Ces quatre pistes de réflexion interrogent concrètement les finalités et les outils de ces partages d’infrastructures pour les acteurs concernés, ou ceux souhaitant s’engager dans cette démarche. Ces expérimentations (Département de l’Isère, mais aussi Mutualité Française Isère) interrogent ce qui relève d’une visée de bien commun : une accessibilité des infrastructures publiques dans un cas, une finalité sociale dans un autre. Tout comme le bureau de demain, qui sera un espace partagé entre plusieurs usages : travail, loisirs, finalités « sociétales » ?
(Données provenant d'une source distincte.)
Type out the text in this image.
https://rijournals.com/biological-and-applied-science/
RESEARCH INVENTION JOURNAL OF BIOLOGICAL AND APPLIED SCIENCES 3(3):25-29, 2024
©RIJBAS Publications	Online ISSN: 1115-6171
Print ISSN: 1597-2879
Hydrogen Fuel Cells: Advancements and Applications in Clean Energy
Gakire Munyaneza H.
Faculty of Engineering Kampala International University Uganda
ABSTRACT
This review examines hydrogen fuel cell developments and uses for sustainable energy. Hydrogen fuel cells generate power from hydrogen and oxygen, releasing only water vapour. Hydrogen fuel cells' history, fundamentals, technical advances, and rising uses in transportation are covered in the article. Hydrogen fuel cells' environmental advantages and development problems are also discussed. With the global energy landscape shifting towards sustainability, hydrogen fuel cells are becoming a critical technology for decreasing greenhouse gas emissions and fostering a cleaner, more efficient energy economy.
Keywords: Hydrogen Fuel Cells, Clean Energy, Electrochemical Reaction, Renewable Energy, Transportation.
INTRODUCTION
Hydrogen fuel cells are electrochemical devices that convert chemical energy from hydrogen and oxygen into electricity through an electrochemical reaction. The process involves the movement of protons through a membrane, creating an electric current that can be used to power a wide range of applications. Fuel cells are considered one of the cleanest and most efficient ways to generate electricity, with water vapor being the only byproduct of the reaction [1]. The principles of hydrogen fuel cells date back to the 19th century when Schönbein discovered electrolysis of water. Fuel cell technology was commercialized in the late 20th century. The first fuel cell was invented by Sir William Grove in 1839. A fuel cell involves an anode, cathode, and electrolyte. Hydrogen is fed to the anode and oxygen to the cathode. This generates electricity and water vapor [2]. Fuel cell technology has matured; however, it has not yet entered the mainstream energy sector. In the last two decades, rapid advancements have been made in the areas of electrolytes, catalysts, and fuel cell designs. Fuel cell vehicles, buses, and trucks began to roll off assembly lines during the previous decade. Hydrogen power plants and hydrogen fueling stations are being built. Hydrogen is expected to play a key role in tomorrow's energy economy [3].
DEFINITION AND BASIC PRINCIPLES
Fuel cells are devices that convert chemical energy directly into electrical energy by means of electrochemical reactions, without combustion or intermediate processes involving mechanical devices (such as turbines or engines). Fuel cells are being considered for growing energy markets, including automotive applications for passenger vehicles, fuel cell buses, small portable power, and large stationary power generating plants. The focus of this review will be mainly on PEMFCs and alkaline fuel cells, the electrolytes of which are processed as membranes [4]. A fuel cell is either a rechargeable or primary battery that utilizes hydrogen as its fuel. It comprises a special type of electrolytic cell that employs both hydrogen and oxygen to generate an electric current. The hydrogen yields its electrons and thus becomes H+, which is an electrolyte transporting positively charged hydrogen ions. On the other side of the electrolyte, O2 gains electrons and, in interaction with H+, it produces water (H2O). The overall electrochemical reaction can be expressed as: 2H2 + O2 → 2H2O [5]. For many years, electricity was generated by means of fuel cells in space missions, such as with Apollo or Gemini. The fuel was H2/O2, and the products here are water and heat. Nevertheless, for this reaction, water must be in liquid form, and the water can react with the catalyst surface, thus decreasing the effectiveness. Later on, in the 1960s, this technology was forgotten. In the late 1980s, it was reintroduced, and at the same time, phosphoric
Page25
Initier le partage d’infrastructures collectives est une démarche qui concerne des acteurs divers (collectivités territoriales, organisations privées, mutualistes), avec des finalités parfois éloignées de ce qu’on connait dans l’économie dite collaborative. Mais ce n’est pas un leurre ou un vœu pieux : des expérimentations existent, et permettent de penser un renouvellement des infrastructures plutôt que leur destruction. Un meilleur usage est aussi la source possible d’une meilleure économie de ces ressources à fort impact pour la planète (leur construction, leur rénovation et leur destruction).